Dear Mr. Rajan,
I note you ‘regret’ your personal insult. I also note you apparently do not ‘regret’ it enough to apologise for it, though you have—wisely—deleted it.
[For anyone interested: as you can see in the screenshot, Mr. Rajan—the BBC’s Media Editor and a former editor of The Independent—offered some analysis I felt lacked a certain academic rigour. When I said as much on Twitter, Mr. Rajan called me a “witless imbecile”.]
Having successfully(-ish) practised law for more than 20 years I feel fairly confident I am neither ‘witless’ (one unable to think clearly or rationally) nor an ‘imbecile’ (a stupid or idiotic person). If your hair trigger is so slight that your first response to criticism is to resort to such insults, perhaps you may find withdrawing from journalism and/or public life more agreeable.
If you are “tiring of the intellectual indolence on social media”, then: (a) ‘delete your account’, as the kids don’t say, and (b) welcome to the monster the media created.
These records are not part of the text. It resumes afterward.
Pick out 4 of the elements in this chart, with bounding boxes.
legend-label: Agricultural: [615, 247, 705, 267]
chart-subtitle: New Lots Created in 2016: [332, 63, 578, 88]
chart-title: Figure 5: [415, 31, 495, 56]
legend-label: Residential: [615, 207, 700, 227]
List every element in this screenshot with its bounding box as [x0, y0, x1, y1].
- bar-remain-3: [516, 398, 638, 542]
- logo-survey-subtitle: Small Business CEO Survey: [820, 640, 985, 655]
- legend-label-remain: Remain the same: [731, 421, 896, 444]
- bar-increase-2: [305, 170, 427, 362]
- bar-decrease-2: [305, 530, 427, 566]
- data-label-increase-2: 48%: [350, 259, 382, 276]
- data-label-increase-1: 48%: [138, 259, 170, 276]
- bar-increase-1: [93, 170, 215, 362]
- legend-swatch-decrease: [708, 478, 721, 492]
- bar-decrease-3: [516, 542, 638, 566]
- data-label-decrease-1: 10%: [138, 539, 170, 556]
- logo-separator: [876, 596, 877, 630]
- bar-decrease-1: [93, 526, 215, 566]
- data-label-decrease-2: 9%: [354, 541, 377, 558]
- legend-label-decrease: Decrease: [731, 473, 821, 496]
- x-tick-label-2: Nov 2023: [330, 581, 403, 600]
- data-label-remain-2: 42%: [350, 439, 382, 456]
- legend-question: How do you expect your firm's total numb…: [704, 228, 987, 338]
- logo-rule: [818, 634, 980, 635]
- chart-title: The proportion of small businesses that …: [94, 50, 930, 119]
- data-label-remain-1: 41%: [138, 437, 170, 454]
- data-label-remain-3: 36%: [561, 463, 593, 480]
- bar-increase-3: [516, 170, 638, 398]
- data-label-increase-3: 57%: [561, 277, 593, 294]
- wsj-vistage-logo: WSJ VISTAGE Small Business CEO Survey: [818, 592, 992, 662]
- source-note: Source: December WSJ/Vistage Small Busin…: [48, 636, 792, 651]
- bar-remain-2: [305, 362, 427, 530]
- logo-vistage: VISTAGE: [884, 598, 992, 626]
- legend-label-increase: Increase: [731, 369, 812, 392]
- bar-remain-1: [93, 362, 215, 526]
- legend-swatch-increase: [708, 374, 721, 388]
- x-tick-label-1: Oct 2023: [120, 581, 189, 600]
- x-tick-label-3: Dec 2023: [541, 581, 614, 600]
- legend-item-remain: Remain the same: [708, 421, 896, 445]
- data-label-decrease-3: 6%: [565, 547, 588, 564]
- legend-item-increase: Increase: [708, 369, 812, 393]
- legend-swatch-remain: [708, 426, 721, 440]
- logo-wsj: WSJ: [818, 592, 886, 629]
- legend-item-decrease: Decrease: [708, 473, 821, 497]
If people working in the media would stop lazily copying-and-pasting tweets and posts (more often than not published by other people working in the media) and passing it off as “news”, perhaps social networks would be a lot less pervasive than they are.
And while I think “intellectual indolence” is a neat turn of phrase, how can you possibly expect anything else from a format limited to 140 characters? Twitter’s hardly the Oxford Union, is it?
Do I think your wider point stands? To some extent, yes.
However, I don’t remember ever reading a worthwhile analysis of any issue of significance that can be made in nine sentences. Nor do I have much faith in analysts who open their analysis by saying they don’t know what went on and therefore can’t actually analyse the issue in question.
I also think “the media” are self-obsessed in a manner that would make Narcissus blush. If you were to ask 1,000 Britons who don’t work in the media if they really care about whether National Treasure® Clare Balding puffed up a puff piece to make it just a bit puffier, I’d be most surprised if the “yes” response exceeded 5%. That tendency towards navel-gazing (shared with politicians) is why media folk (and political wonks) were surprised by the outcome of the EU referendum, when its distinct possibility had long been apparent to those whose work-life sphere regularly extends beyond the south-east of England.
Further and regrettably, the media “cede control… when setting up interviews” quite often. Take this example: https://klik.to/edmilibot. To the best of my knowledge, this was not broadcast on either television or radio. Given that, as you correctly write, “the basic job of journalists is to scrutinise power”, should such behaviour from a politician wanting to become Prime Minister not be called out? How is acquiescing to such behaviour and just airing the soundbite on news bulletins materially different from giving an interviewee copy approval?
Do I care? I hope the foregoing shows that I do care. I won multiple national student journalism awards when you were apparently six years old. (And yes, that fact makes me want to kill myself.) I always intended to be a journalist and I’ve spent enough time in and around newsrooms to value what they do—or, sadly, what they routinely used to do and now do only occasionally. I’m pretty certain that if the same journalistic standards which applied a few decades ago still applied today, Donald Trump would not have got anywhere near the White House.
As far as your insult goes, I quote an old movie: “I’ve been called a lot worse by a lot better people.” (Many of them judges.) But it is certainly conduct unbecoming of the BBC’s Media Editor.
In fact, it might be the sort of indecent journalistic behaviour reported on Radio 4’s Media Show… were that programme not presented by the BBC’s Media Editor.
But, hey: if you’d like to prove me wrong and debate the point on air (I’ve done 4,000+ hours of live radio so I know my way around a studio), you know where you can reach me.